Power line route doesn’t meet our ‘siting criteria’
by Editorial
Oct 13, 2009 | 811 views | 3 3 comments | 18 18 recommendations | email to a friend | print
It’s a textbook example of corporate obfuscation: First, tell people you’re going to build power lines through their valley in order to provide for their future electricity needs. Next, propose several different routes as part of an elaborate shell game to keep public opposition from building against any one route. Then develop arbitrary “siting criteria” any route must conform to — criteria that, when applied, only fit the routes you’ve already proposed. Finally, solicit gallons of input from the public, accepting any suggestions in line with what you want to do.
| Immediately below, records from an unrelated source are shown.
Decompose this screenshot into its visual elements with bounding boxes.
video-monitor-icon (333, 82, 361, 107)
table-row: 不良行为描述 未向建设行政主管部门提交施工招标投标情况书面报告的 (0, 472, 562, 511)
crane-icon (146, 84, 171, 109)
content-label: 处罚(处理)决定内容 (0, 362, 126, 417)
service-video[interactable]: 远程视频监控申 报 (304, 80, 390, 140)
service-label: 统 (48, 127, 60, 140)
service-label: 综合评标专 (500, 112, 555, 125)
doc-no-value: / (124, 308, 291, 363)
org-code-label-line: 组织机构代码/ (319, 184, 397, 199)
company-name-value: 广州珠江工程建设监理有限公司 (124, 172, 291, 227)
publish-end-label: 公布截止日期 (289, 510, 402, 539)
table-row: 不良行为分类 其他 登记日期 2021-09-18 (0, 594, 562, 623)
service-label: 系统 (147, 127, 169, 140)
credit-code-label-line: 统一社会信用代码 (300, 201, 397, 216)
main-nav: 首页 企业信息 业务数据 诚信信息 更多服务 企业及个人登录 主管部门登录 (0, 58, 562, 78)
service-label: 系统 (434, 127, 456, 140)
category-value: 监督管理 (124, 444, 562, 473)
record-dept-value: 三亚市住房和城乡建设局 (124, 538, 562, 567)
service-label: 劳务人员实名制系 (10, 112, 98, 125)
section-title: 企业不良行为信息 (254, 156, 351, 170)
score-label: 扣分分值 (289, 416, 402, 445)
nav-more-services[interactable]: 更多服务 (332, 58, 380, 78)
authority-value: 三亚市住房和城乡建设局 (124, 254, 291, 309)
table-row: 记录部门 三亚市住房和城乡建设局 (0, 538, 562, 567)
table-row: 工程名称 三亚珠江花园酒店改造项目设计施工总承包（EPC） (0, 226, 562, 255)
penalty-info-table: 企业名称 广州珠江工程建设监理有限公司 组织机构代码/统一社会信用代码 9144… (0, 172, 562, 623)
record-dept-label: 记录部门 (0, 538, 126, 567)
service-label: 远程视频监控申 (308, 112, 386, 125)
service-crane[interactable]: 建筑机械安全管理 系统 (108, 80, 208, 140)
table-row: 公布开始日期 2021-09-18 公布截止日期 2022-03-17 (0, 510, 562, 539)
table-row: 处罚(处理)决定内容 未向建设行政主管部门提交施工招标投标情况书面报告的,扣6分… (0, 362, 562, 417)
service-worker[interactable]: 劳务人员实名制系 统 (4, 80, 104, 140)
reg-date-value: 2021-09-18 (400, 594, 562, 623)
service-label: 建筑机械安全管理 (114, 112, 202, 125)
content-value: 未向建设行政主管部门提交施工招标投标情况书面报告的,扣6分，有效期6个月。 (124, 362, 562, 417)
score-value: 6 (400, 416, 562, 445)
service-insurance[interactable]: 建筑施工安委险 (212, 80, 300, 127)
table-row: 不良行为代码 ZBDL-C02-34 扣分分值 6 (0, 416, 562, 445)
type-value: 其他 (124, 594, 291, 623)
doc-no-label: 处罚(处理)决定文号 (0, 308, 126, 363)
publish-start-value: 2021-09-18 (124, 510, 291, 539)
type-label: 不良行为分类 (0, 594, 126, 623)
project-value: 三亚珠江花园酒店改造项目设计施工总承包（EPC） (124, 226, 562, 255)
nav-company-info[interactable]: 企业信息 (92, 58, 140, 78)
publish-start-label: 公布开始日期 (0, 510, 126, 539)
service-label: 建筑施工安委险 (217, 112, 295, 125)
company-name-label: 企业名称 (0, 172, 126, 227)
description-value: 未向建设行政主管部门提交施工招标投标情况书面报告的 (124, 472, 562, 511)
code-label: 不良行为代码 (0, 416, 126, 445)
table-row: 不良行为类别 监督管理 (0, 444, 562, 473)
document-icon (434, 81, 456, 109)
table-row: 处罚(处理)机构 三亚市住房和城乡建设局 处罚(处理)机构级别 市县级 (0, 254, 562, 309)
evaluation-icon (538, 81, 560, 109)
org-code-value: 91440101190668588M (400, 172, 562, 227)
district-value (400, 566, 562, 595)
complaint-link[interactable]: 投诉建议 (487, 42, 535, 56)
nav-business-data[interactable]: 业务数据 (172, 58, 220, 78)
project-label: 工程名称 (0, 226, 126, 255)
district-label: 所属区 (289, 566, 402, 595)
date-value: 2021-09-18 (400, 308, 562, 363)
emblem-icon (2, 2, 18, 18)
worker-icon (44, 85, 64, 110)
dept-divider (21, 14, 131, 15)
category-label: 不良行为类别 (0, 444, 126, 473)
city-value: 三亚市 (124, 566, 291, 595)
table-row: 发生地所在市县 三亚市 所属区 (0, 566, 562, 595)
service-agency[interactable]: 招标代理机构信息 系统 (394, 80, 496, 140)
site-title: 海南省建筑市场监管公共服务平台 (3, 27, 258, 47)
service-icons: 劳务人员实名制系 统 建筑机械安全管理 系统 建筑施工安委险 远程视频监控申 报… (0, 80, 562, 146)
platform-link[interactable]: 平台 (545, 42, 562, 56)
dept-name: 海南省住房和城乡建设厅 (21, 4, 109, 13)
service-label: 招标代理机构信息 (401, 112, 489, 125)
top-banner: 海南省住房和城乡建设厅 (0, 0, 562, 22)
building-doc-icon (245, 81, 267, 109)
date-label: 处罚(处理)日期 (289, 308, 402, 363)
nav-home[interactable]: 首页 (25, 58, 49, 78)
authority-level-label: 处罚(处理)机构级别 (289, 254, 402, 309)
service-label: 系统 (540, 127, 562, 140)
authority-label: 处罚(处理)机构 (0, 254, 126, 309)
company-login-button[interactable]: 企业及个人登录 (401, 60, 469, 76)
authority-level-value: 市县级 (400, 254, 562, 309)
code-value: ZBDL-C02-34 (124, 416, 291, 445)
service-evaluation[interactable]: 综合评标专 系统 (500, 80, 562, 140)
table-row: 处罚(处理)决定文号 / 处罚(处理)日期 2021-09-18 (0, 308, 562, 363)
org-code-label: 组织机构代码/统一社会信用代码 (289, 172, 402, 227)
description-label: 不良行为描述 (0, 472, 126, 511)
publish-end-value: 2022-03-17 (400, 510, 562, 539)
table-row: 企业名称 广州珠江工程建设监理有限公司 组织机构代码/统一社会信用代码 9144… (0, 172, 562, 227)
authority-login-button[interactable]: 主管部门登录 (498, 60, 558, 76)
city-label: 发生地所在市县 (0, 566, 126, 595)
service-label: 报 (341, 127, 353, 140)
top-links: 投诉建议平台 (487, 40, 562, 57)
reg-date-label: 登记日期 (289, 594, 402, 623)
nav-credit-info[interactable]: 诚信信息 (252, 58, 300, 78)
Rocky Mountain Power has gone through all these machinations and more in planning its Mona to Oquirrh transmission line, which will run through Tooele Valley. The company can point to several meetings, Web sites, public documents and newspaper articles as evidence they have conducted an exhaustive public outreach program to inform residents about the project. But the noise of all that “communication” is really the sound of a community being railroaded.

RMP has talked a lot but it hasn’t listened or reacted to residents concerns in any significant way. In fact, several government leaders have said the company has basically ignored their painstaking efforts to devise an alternative route that would avoid building transmission towers along Tooele’s undeveloped southeast benches.

Tooele City Mayor Patrick Dunlavy said of the company, “It became apparent at the last couple of meetings that their deadlines were coming up and that they had basically, in my opinion, not really negotiated in good faith.” Tooele County Commissioner Jerry Hurst seconded that opinion, saying, “I don’t know what kind of game we’re playing here, but I don’t like it.”

Comments like those make us very cynical about RMP’s public outreach campaign. It appears this company came to the Tooele Valley with a specific plan in mind, and no amount of local opposition was ever going to be enough to dissuade them.

Well, sorry, Rocky Mountain Power, but your Tooele benches route simply doesn’t meet our siting criteria. Our hillsides mean too much to us. In fact, city officials have fought hard this decade to keep our hillsides open so that we don’t repeat the overdevelopment mistakes that have blighted large areas of the Wasatch Front. We aren’t about to sacrifice one of the most beautiful and defining characteristics of this valley without a fight.

And this fight isn’t over yet.
comments (3)
« BKiser wrote on Wednesday, Nov 04 at 07:46 PM »
Marfall-

You obviously don't understand responsible journalism to critique an editorial as journalism. And editorial is an opinion. It is not journalism. This is not a news story, but an opinion. Therefore you see it in the editorial column and not the front page where hard news belongs.
« marfall wrote on Thursday, Oct 15 at 11:52 PM »
Just curious to know the author of this piece of irresponsible journalism. I have attended some of the public meetings and what I witnessed is an attitude of not in my back yard by a group of citizens on the southeast bench who would prefer the that power lines be in Grantsville, Lake Point or anywhere but near "their" bench. I must say they have done an affective job of getting support from the city and county's elected officials who should be protecting the interests of all citizens. I have heard that these citizens have recommended that RMP run the larger 500kv lines, not the 345kv lines proposed by the power company, along the bench of the Stansbury and build a substation north near the lake to plan for other utilites to connect at some far off future date. I have also heard that some of these lines need to get over the mountains to a location in West Jordan and this could possibly mean that these lines would go through established residential neighborhoods in Lake Point, Stansbury Park and Erda. Would't this have a greater impact on a larger number of citizens?? And wouldn't this plan also cost more money? Who do you think pays for the extra cost? We all do. No wonder RMP said it did not meet "siting criteria". Shame on you Tooele citizens, trying to push what you don't want on to others. And shame on you Mayor Dunlavy. And the rest of you in Tooele County get the facts and let your voices be heard or it will be those you elect that railroad you and not the power company.